Paper long abstract:
In this presentation, Artificial intelligence (AI) is framed as a form of future-making. Exploring ethnofiction as a genre of ethnography within anthropology, my presentation offers a glimpse into the politics of AI research and how it accounts for a limited envisioning of different and desirable futures. AI is a computational technique that makes determinations without human direction (Crawford 2021). Those determinations are based on the analysis of large quantities of data (big data). AI is trained by different processes, one of which is Machine Learning, which ultimately learns from data on how to act or decide on different topics and in very specific contexts. AI is also a way of sorting through large quantities of data and making decisions based on this assembled information (Birhane 2021). AI can only predict based on what has already occurred or what has already become data. With this in mind, this presentation focuses on predictive data models and asks, "what future is being reproduced through datasets used to train artificial intelligence?" The argument highlights how AI can represent a limited potential for imagining new situations and scenarios, especially as database updates always work with the past and imagine the future using information exclusively from the past.
Paper short abstract:
This paper introduces ‘future memory work’ as a conceptional framework and speculative practice to unsettle temporal hierarchies that lead to Othering through time as part of the anthropological project, proactively making use of how the future shapes the way we (re)construct the past in the now.
Paper long abstract:
This paper introduces ‘future memory work’ as a conceptional framework and speculative practice to unsettle temporal hierarchies that lead to Othering through time as part of the anthropological project.
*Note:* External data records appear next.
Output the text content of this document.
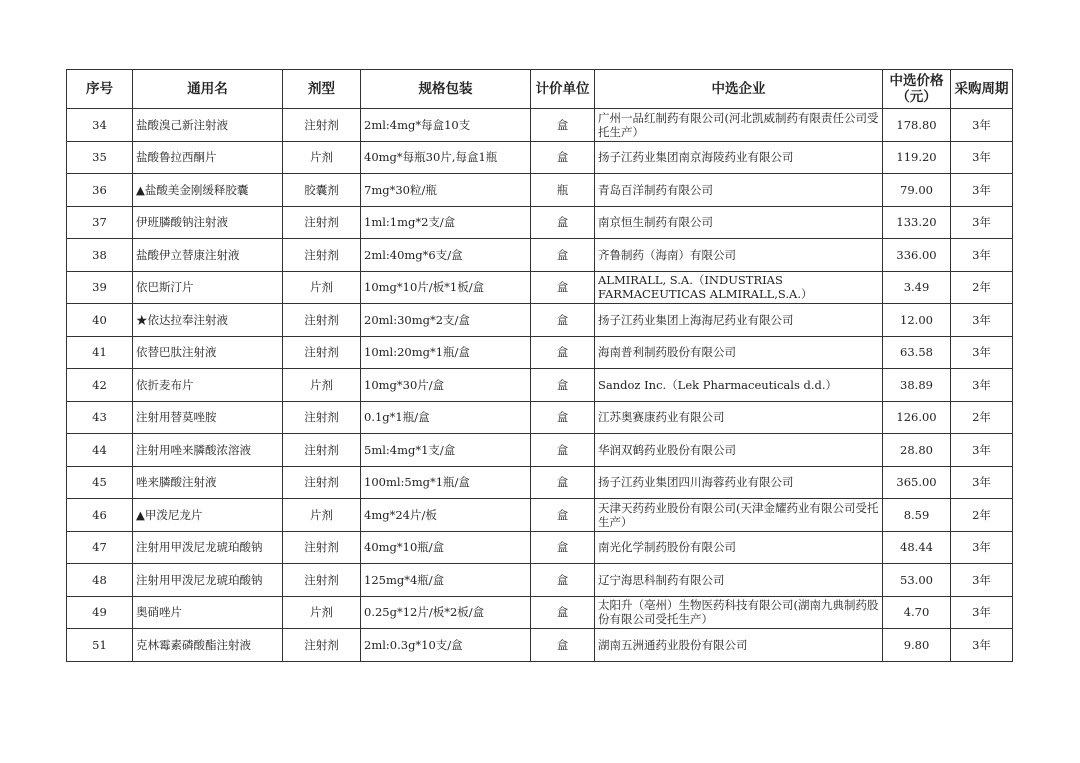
序号	通用名	剂型	规格包装	计价单位	中选企业	中选价格（元）	采购周期
34	盐酸溴己新注射液	注射剂	2ml:4mg*每盒10支	盒	广州一品红制药有限公司(河北凯威制药有限责任公司受托生产）	178.80	3年
35	盐酸鲁拉西酮片	片剂	40mg*每瓶30片,每盒1瓶	盒	扬子江药业集团南京海陵药业有限公司	119.20	3年
36	▲盐酸美金刚缓释胶囊	胶囊剂	7mg*30粒/瓶	瓶	青岛百洋制药有限公司	79.00	3年
37	伊班膦酸钠注射液	注射剂	1ml:1mg*2支/盒	盒	南京恒生制药有限公司	133.20	3年
38	盐酸伊立替康注射液	注射剂	2ml:40mg*6支/盒	盒	齐鲁制药（海南）有限公司	336.00	3年
39	依巴斯汀片	片剂	10mg*10片/板*1板/盒	盒	ALMIRALL, S.A.（INDUSTRIAS FARMACEUTICAS ALMIRALL,S.A.）	3.49	2年
40	★依达拉奉注射液	注射剂	20ml:30mg*2支/盒	盒	扬子江药业集团上海海尼药业有限公司	12.00	3年
41	依替巴肽注射液	注射剂	10ml:20mg*1瓶/盒	盒	海南普利制药股份有限公司	63.58	3年
42	依折麦布片	片剂	10mg*30片/盒	盒	Sandoz Inc.（Lek Pharmaceuticals d.d.）	38.89	3年
43	注射用替莫唑胺	注射剂	0.1g*1瓶/盒	盒	江苏奥赛康药业有限公司	126.00	2年
44	注射用唑来膦酸浓溶液	注射剂	5ml:4mg*1支/盒	盒	华润双鹤药业股份有限公司	28.80	3年
45	唑来膦酸注射液	注射剂	100ml:5mg*1瓶/盒	盒	扬子江药业集团四川海蓉药业有限公司	365.00	3年
46	▲甲泼尼龙片	片剂	4mg*24片/板	盒	天津天药药业股份有限公司(天津金耀药业有限公司受托生产）	8.59	2年
47	注射用甲泼尼龙琥珀酸钠	注射剂	40mg*10瓶/盒	盒	南光化学制药股份有限公司	48.44	3年
48	注射用甲泼尼龙琥珀酸钠	注射剂	125mg*4瓶/盒	盒	辽宁海思科制药有限公司	53.00	3年
49	奥硝唑片	片剂	0.25g*12片/板*2板/盒	盒	太阳升（亳州）生物医药科技有限公司(湖南九典制药股份有限公司受托生产）	4.70	3年
51	克林霉素磷酸酯注射液	注射剂	2ml:0.3g*10支/盒	盒	湖南五洲通药业股份有限公司	9.80	3年
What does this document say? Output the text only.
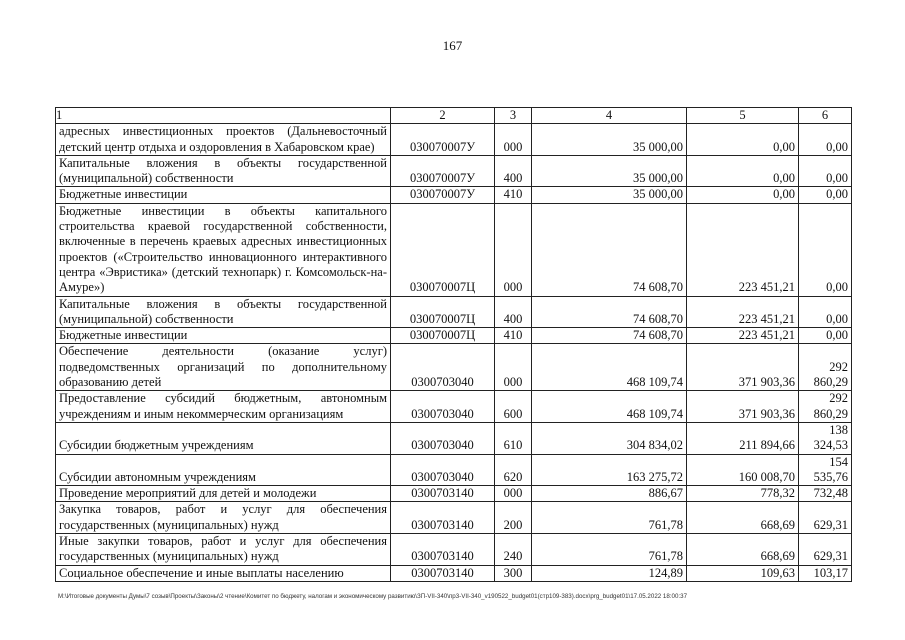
167
1	2	3	4	5	6
адресных инвестиционных проектов (Дальневосточный детский центр отдыха и оздоровления в Хабаровском крае)	030070007У	000	35 000,00	0,00	0,00
Капитальные вложения в объекты государственной (муниципальной) собственности	030070007У	400	35 000,00	0,00	0,00
Бюджетные инвестиции	030070007У	410	35 000,00	0,00	0,00
Бюджетные инвестиции в объекты капитального строительства краевой государственной собственности, включенные в перечень краевых адресных инвестиционных проектов («Строительство инновационного интерактивного центра «Эвристика» (детский технопарк) г. Комсомольск-на-Амуре»)	030070007Ц	000	74 608,70	223 451,21	0,00
Капитальные вложения в объекты государственной (муниципальной) собственности	030070007Ц	400	74 608,70	223 451,21	0,00
Бюджетные инвестиции	030070007Ц	410	74 608,70	223 451,21	0,00
Обеспечение деятельности (оказание услуг) подведомственных организаций по дополнительному образованию детей	0300703040	000	468 109,74	371 903,36	292 860,29
Предоставление субсидий бюджетным, автономным учреждениям и иным некоммерческим организациям	0300703040	600	468 109,74	371 903,36	292 860,29
Субсидии бюджетным учреждениям	0300703040	610	304 834,02	211 894,66	138 324,53
Субсидии автономным учреждениям	0300703040	620	163 275,72	160 008,70	154 535,76
Проведение мероприятий для детей и молодежи	0300703140	000	886,67	778,32	732,48
Закупка товаров, работ и услуг для обеспечения государственных (муниципальных) нужд	0300703140	200	761,78	668,69	629,31
Иные закупки товаров, работ и услуг для обеспечения государственных (муниципальных) нужд	0300703140	240	761,78	668,69	629,31
Социальное обеспечение и иные выплаты населению	0300703140	300	124,89	109,63	103,17
M:\Итоговые документы Думы\7 созыв\Проекты\Законы\2 чтение\Комитет по бюджету, налогам и экономическому развитию\ЗП-VII-340\пр3-VII-340_v190522_budget01(стр109-383).docx\prg_budget01\17.05.2022 18:00:37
By adding a future dimension to memory work, a concept and methodological tool to better understand how we make sense of the world around us, it becomes possible not only to acknowledge but proactively make use of how the future shapes the way we (re)construct the past in the now. The paper foregrounds a study wherein young Indigenous people from Kalaallit Nunaat (Greenland) were invited to create ‘future memories’ for subsequent generations by producing 'memory texts' that best represent what they consider worth preserving. In my research, I utilize the future to elevate the present in conjunction with the past and illustrate how this future-orientation offers an alternative temporal frame to investigate young Kalaallit’s (Greenlandic Inuit) multitemporal relations to the world.